Suddenly Saddam feels his age. Deprived of the elaborate security apparatus that maintained him in power for more than three decades, the 66-year-old deposed Iraqi dictator spends his days scurrying from one safe house to another, desperately trying to avoid the clutches of the American special forces who are now hot on his trail.
As coalition forces yesterday continued to interrogate several of Saddam's personal bodyguards, who were picked up on Friday in a raid on a house in al-Ouja, the dictator's birthplace, there was mounting confidence among coalition commanders that the former Iraqi leader is running out of places to hide.
Certainly, if Saddam were to be caught now it is unlikely that he would look anything like the confident, dark-haired, moustachioed figure depicted in countless portraits and statues. Just as his sons had grown beards and adopted traditional Arab dress to help conceal their true identities, so Saddam today would most probably be found sporting long grey hair and a long grey beard.
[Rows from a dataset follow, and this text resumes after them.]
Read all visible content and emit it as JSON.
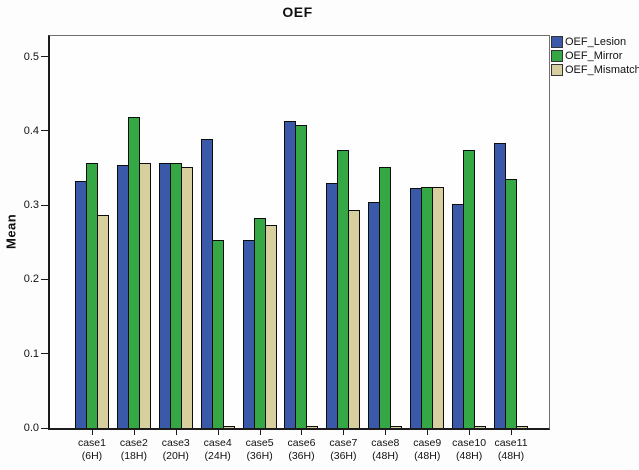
{
  "window": {
    "background": "#fdfdfd"
  },
  "chart_data": {
    "type": "bar",
    "title": "OEF",
    "xlabel": "",
    "ylabel": "Mean",
    "ylim": [
      0,
      0.525
    ],
    "y_ticks": [
      0.0,
      0.1,
      0.2,
      0.3,
      0.4,
      0.5
    ],
    "grid": false,
    "legend_position": "top-right",
    "axis_color": "#1c1c1c",
    "bar_outline_color": "#0d0d0d",
    "categories": [
      {
        "label": "case1",
        "sub": "(6H)"
      },
      {
        "label": "case2",
        "sub": "(18H)"
      },
      {
        "label": "case3",
        "sub": "(20H)"
      },
      {
        "label": "case4",
        "sub": "(24H)"
      },
      {
        "label": "case5",
        "sub": "(36H)"
      },
      {
        "label": "case6",
        "sub": "(36H)"
      },
      {
        "label": "case7",
        "sub": "(36H)"
      },
      {
        "label": "case8",
        "sub": "(48H)"
      },
      {
        "label": "case9",
        "sub": "(48H)"
      },
      {
        "label": "case10",
        "sub": "(48H)"
      },
      {
        "label": "case11",
        "sub": "(48H)"
      }
    ],
    "series": [
      {
        "name": "OEF_Lesion",
        "color": "#3A59A8",
        "values": [
          0.332,
          0.354,
          0.356,
          0.389,
          0.253,
          0.413,
          0.33,
          0.304,
          0.323,
          0.302,
          0.383
        ]
      },
      {
        "name": "OEF_Mirror",
        "color": "#35A845",
        "values": [
          0.357,
          0.419,
          0.357,
          0.253,
          0.282,
          0.408,
          0.374,
          0.351,
          0.324,
          0.374,
          0.335
        ]
      },
      {
        "name": "OEF_Mismatch",
        "color": "#D7D09E",
        "values": [
          0.287,
          0.357,
          0.351,
          0.002,
          0.273,
          0.002,
          0.293,
          0.002,
          0.324,
          0.002,
          0.002
        ]
      }
    ]
  }
}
During the Gulf war in 1991, Saddam evaded capture by driving around the country in a camper van. A former bodyguard of his eldest son Uday last week claimed that Saddam had used a similar tactic during the present conflict, even driving around Baghdad in beaten-up old bangers after the Americans had taken control of the Iraqi capital.
The big difference between the last conflict and this, however, is that the Iraqi people now appear to have found the courage to betray their former leader.